Even if the vetting issues can be resolved more rapidly, the D.O. will still be fielding a cadre of case officers greener than perhaps at any time in the CIA's nearly 60-year history. More than a third of the current estimated 1,200 case officers have been on the job less than five years, but this problem predates Director Goss. Since there was very little hiring during the 1990s, the managerial corps that should be taking over now was never brought on board, and the agency is now reaping the consequences. It takes five years to grow and season an effective case officer, according to testimony by former director George Tenet. The process includes a rigorous training program at Camp Peary, as "the farm" is officially known, language school, and a shakedown tour overseas. In the late 1990s, a 105-room dorm was added to Camp Peary, and class sizes were doubled and opened to non-CIA operatives. So now there are many new case officers, but they're finding fewer veterans with deep experience to guide them. "They spend two years training," says Baer, the former case officer, "and now they are sitting in D.C. working for someone who's never been overseas."

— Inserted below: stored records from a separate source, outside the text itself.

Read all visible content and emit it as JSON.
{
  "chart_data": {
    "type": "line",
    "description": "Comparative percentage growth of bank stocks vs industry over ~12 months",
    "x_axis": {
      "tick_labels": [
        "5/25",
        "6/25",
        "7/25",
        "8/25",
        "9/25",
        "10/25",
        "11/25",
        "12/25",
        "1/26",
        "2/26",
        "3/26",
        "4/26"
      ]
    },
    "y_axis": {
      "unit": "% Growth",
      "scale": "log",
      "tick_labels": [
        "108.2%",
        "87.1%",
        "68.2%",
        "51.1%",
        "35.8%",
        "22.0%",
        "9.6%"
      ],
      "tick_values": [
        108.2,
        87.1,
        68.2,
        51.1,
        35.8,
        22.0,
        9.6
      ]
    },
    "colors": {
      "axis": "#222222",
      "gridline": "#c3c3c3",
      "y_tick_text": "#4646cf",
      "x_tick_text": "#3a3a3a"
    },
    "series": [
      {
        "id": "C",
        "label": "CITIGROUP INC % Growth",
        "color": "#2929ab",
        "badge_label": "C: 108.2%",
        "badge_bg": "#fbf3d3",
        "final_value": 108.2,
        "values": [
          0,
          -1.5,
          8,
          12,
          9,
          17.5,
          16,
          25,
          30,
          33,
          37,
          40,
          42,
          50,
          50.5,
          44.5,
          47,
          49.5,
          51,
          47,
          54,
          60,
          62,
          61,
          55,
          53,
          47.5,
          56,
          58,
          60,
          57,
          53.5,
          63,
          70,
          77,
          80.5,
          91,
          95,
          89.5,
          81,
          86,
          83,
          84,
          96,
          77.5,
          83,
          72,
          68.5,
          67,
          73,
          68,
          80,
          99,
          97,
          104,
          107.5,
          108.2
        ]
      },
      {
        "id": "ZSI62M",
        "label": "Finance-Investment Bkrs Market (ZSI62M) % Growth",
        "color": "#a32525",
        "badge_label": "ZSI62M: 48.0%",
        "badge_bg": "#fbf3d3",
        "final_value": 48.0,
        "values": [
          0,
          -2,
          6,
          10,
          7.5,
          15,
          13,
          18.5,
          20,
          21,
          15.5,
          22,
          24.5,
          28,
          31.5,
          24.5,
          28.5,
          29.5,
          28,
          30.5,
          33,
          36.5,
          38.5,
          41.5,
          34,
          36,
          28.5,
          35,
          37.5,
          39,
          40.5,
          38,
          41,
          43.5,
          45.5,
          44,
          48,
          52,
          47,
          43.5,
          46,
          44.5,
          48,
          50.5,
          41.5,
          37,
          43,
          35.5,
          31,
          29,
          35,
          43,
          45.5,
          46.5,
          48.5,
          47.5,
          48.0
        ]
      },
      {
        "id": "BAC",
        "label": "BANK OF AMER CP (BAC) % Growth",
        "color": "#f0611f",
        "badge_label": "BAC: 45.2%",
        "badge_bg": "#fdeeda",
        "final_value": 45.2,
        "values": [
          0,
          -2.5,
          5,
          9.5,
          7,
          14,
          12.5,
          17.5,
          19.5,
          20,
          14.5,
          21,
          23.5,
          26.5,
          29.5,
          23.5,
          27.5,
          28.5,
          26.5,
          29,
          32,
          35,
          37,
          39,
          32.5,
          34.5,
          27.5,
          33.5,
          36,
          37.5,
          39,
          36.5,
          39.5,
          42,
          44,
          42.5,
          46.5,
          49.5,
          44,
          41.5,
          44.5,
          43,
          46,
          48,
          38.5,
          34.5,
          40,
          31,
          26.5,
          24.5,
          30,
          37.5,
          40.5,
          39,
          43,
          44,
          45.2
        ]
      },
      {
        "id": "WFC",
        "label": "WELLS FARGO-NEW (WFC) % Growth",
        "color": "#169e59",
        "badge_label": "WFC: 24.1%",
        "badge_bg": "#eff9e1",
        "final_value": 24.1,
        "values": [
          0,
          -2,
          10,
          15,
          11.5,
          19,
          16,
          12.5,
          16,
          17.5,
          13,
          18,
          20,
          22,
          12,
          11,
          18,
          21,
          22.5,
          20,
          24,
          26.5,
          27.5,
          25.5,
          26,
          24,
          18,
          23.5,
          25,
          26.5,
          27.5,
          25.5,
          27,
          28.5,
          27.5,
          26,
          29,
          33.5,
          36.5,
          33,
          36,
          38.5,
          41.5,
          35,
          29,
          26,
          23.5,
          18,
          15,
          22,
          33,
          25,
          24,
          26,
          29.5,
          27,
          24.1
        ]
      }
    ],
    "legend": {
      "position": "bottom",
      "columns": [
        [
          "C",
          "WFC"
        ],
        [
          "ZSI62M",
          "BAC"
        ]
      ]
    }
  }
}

Fresh blood. On top of all the many difficult issues the clandestine leadership faces is that of Iraq. The precise number of case officers assigned there could not be determined, but several estimates placed the number of all CIA employees at about 500. That includes support staff, but most of the experts consulted for this account say that anything like several hundred case officers there is far too high. Baer, who spent most of his career in the Middle East, estimates that 100 or fewer is probably appropriate, especially given the way they are being used and the fact that so few of them speak Arabic fluently. A senior intelligence official says, "We are not just strategic collectors." But he acknowledges that "we should continually watch that we don't just have bodies over there."
Whatever the right number in Iraq is, the D.O.'s massive investment there is leaving it uncovered, or barely covered, in other key places, intelligence officials say. "Terrorists are just going to move into these and other ungoverned spaces, where we have no case officers," says a veteran case officer. In a speech to agency employees at CIA headquarters last September, Goss said that many of the stations and bases closed in the 1990s had been or would be reopened.